Cricket legend Martin Crowe faces greatest test yet
MARTIN Crowe learned he had deadly blood cancer in a hands-free call while his young daughter was in the car.
Former New Zealand cricket captain Martin Crowe has opened up about his battle with cancer as his friends in the sporting world praise him for his bravery.
In a new interview, the 50-year-old tells how his wife, former Miss Universe Lorraine Downes, is helping him through.
"She's the love of my life," Crowe told the New Zealand Woman's Weekly. "I don't know how I could have got through this without her. She sat through every single one of my chemotherapy sessions and has been with me every step of the way, and remained positive. Lorraine is an amazing woman."
Crowe had just started writing his memoirs in October when he was diagnosed with the lymphoma.
He had been made redundant from his job as an executive producer at Sky Television and said he was thinking more about what he would do with his future than worrying about two lumps on his neck.
His doctor broke the news on a hands-free call while he was in the car with 9-year-old daughter Emma, who heard the whole conversation.
He raced home and researched the disease. "When you read that you have a deadly blood cancer, your life kind of flashes before you," he told the Woman's Weekly.
"Then Lorraine walked up the stairs and I burst into tears. I couldn't speak ... For the next couple of hours we held each other and cried."
Crowe was initially told the cancer cells were not multiplying, meaning he did not need treatment, but doctors monitored him regularly.
By Christmas, he started having stomach pains, which were so bad he couldn't stand up straight. Tests revealed he had a tumour the size of an egg in his abdomen.
He needed chemotherapy and will next week have a scan to see if the treatment has shrunk the tumour.
Crowe, who represented New Zealand from 1982 until his retirement in 1996, is now regaining energy and appetite and plans on returning to paid employment this year.

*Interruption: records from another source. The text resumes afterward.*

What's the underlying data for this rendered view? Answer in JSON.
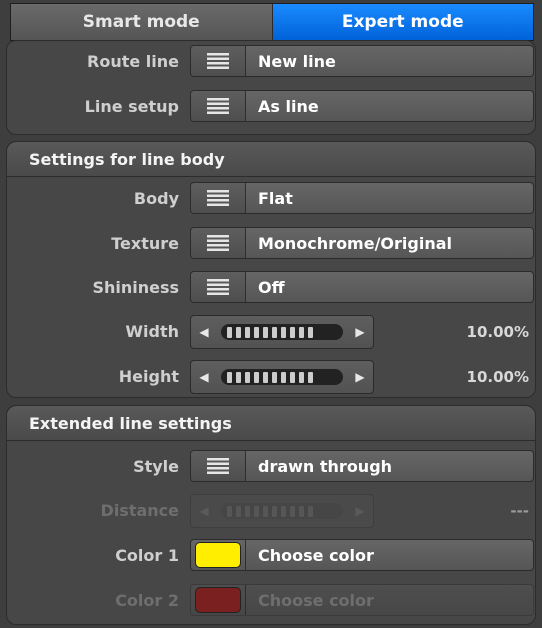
{
  "tabs": {
    "smart": "Smart mode",
    "expert": "Expert mode"
  },
  "top": {
    "route_line": {
      "label": "Route line",
      "value": "New line"
    },
    "line_setup": {
      "label": "Line setup",
      "value": "As line"
    }
  },
  "body_section": {
    "title": "Settings for line body",
    "body": {
      "label": "Body",
      "value": "Flat"
    },
    "texture": {
      "label": "Texture",
      "value": "Monochrome/Original"
    },
    "shininess": {
      "label": "Shininess",
      "value": "Off"
    },
    "width": {
      "label": "Width",
      "value": "10.00%"
    },
    "height": {
      "label": "Height",
      "value": "10.00%"
    }
  },
  "extended": {
    "title": "Extended line settings",
    "style": {
      "label": "Style",
      "value": "drawn through"
    },
    "distance": {
      "label": "Distance",
      "value": "---"
    },
    "color1": {
      "label": "Color 1",
      "value": "Choose color",
      "swatch": "#ffee00"
    },
    "color2": {
      "label": "Color 2",
      "value": "Choose color",
      "swatch": "#7a2020"
    }
  },
  "colors": {
    "accent": "#1a7cf0",
    "panel": "#474747",
    "background": "#3e3e3e"
  },
  "icons": {
    "menu": "menu-lines-icon",
    "left": "arrow-left-icon",
    "right": "arrow-right-icon"
  }
}
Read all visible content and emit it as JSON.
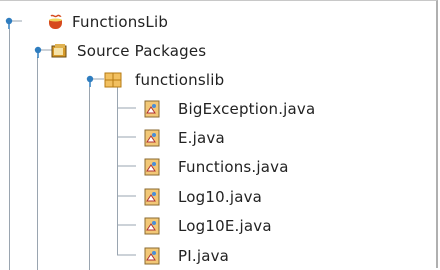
{
  "tree": {
    "project": {
      "label": "FunctionsLib",
      "icon": "coffee-cup-icon",
      "expanded": true
    },
    "source_packages": {
      "label": "Source Packages",
      "icon": "source-folder-icon",
      "expanded": true
    },
    "package": {
      "label": "functionslib",
      "icon": "package-icon",
      "expanded": true
    },
    "files": [
      {
        "label": "BigException.java",
        "icon": "java-file-icon"
      },
      {
        "label": "E.java",
        "icon": "java-file-icon"
      },
      {
        "label": "Functions.java",
        "icon": "java-file-icon"
      },
      {
        "label": "Log10.java",
        "icon": "java-file-icon"
      },
      {
        "label": "Log10E.java",
        "icon": "java-file-icon"
      },
      {
        "label": "PI.java",
        "icon": "java-file-icon"
      }
    ]
  },
  "colors": {
    "guide": "#9aa5b0",
    "toggle": "#2f7dbf",
    "text": "#222222",
    "package": "#e3a32c",
    "file": "#f2c877"
  }
}
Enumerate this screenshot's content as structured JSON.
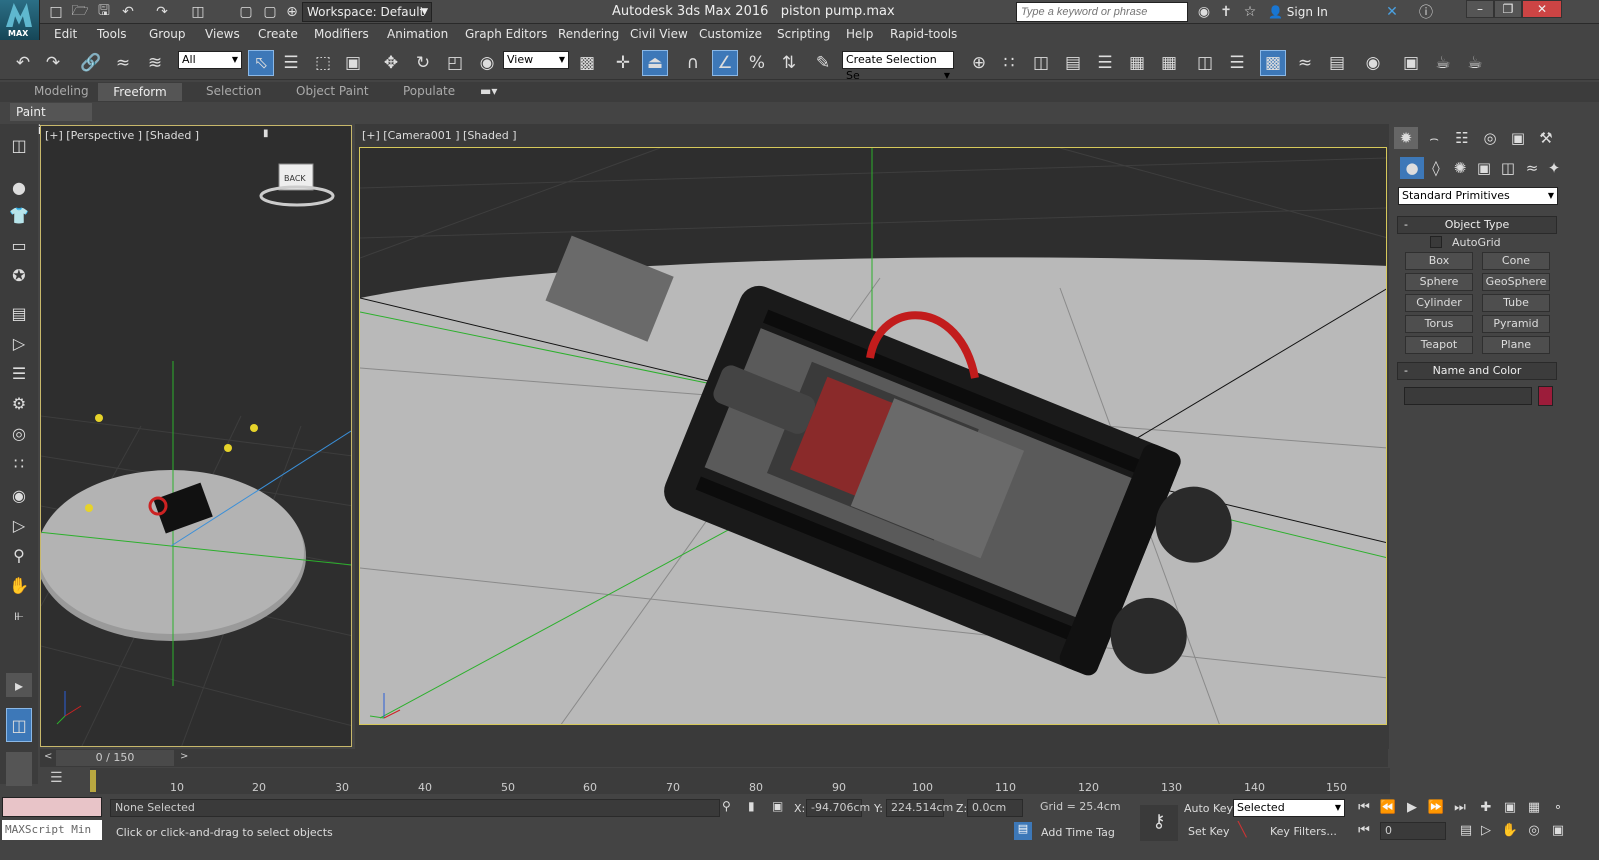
{
  "app": {
    "title": "Autodesk 3ds Max 2016",
    "file": "piston pump.max",
    "logo_text": "MAX"
  },
  "workspace": "Workspace: Default",
  "search": {
    "placeholder": "Type a keyword or phrase"
  },
  "signin": "Sign In",
  "menus": [
    "Edit",
    "Tools",
    "Group",
    "Views",
    "Create",
    "Modifiers",
    "Animation",
    "Graph Editors",
    "Rendering",
    "Civil View",
    "Customize",
    "Scripting",
    "Help",
    "Rapid-tools"
  ],
  "toolbar": {
    "filter": "All",
    "ref_coord": "View",
    "selection_set": "Create Selection Se"
  },
  "ribbon": {
    "tabs": [
      "Modeling",
      "Freeform",
      "Selection",
      "Object Paint",
      "Populate"
    ],
    "active": "Freeform",
    "panel": "Paint Options"
  },
  "viewports": {
    "left_label": "[+] [Perspective ] [Shaded ]",
    "main_label": "[+] [Camera001 ] [Shaded ]",
    "viewcube_face": "BACK"
  },
  "command_panel": {
    "dropdown": "Standard Primitives",
    "rollout_object_type": "Object Type",
    "autogrid": "AutoGrid",
    "buttons": [
      "Box",
      "Cone",
      "Sphere",
      "GeoSphere",
      "Cylinder",
      "Tube",
      "Torus",
      "Pyramid",
      "Teapot",
      "Plane"
    ],
    "rollout_name_color": "Name and Color",
    "swatch_color": "#9c1c3a"
  },
  "timeline": {
    "frame": "0 / 150",
    "ticks": [
      "10",
      "20",
      "30",
      "40",
      "50",
      "60",
      "70",
      "80",
      "90",
      "100",
      "110",
      "120",
      "130",
      "140",
      "150"
    ]
  },
  "status": {
    "maxscript": "MAXScript Min",
    "selection": "None Selected",
    "prompt": "Click or click-and-drag to select objects",
    "x_label": "X:",
    "x": "-94.706cm",
    "y_label": "Y:",
    "y": "224.514cm",
    "z_label": "Z:",
    "z": "0.0cm",
    "grid": "Grid = 25.4cm",
    "add_time_tag": "Add Time Tag",
    "auto_key": "Auto Key",
    "set_key": "Set Key",
    "key_mode": "Selected",
    "key_filters": "Key Filters...",
    "frame_field": "0"
  }
}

Former All Black Grant Fox, who has been friends with Crowe for 37 years, told the Herald he had visited him throughout the battle.
"I just think it's incredible how he's coped. We've been good mates for a long, long time, but we don't have a lot of contact at times because we're busy doing our own thing.
"And then all of a sudden something like this comes along and all of a sudden it's like, 'Why didn't we find this time before?"'
Fox said Crowe was brave to be able to talk about his depression.
"Marty's an emotional bloke ... wears his heart on his sleeve. He's always been willing to talk about the emotional side of sport.
"And now, he's been through something ... which has led him to open up on life's other emotions, which is a very brave thing to do."
The pair met aged 13 at Auckland Grammar School.
Former teammate Dion Nash said Crowe's ability to share his emotions would help him through.
"It's a hard one to watch a mate battle through it but he's a strong guy and if anyone can come through it, it'll be Marty.
"Having played with him, what made him special was his mental ability to put himself beyond the normal human being."
- Age: 50.
- Born in Henderson and attended Auckland Grammar School.
- Married former Miss Universe Lorraine Downes in 2009.
- Has one daughter, Emma, 9, from a previous relationship.
- Represented four domestic cricket teams in his career - Auckland, Central Districts, Somerset and Wellington.
- Made test debut for the Black Caps in 1982 and retired from international cricket in 1996, after playing 77 tests.
- Captained the team in the early 1990s.
- Board member of the South Sydney Rabbitohs Rugby League Football Club and former member of the Marylebone Cricket Club's cricket committee - a think-tank looking at cricket issues.
- Former chief cricket officer of Royal Challengers Bangalore, a team in the Indian Premier League.
- Worked as an executive producer for Sky.
- Made a Member of the Order of the British Empire in 1992 for services to cricket.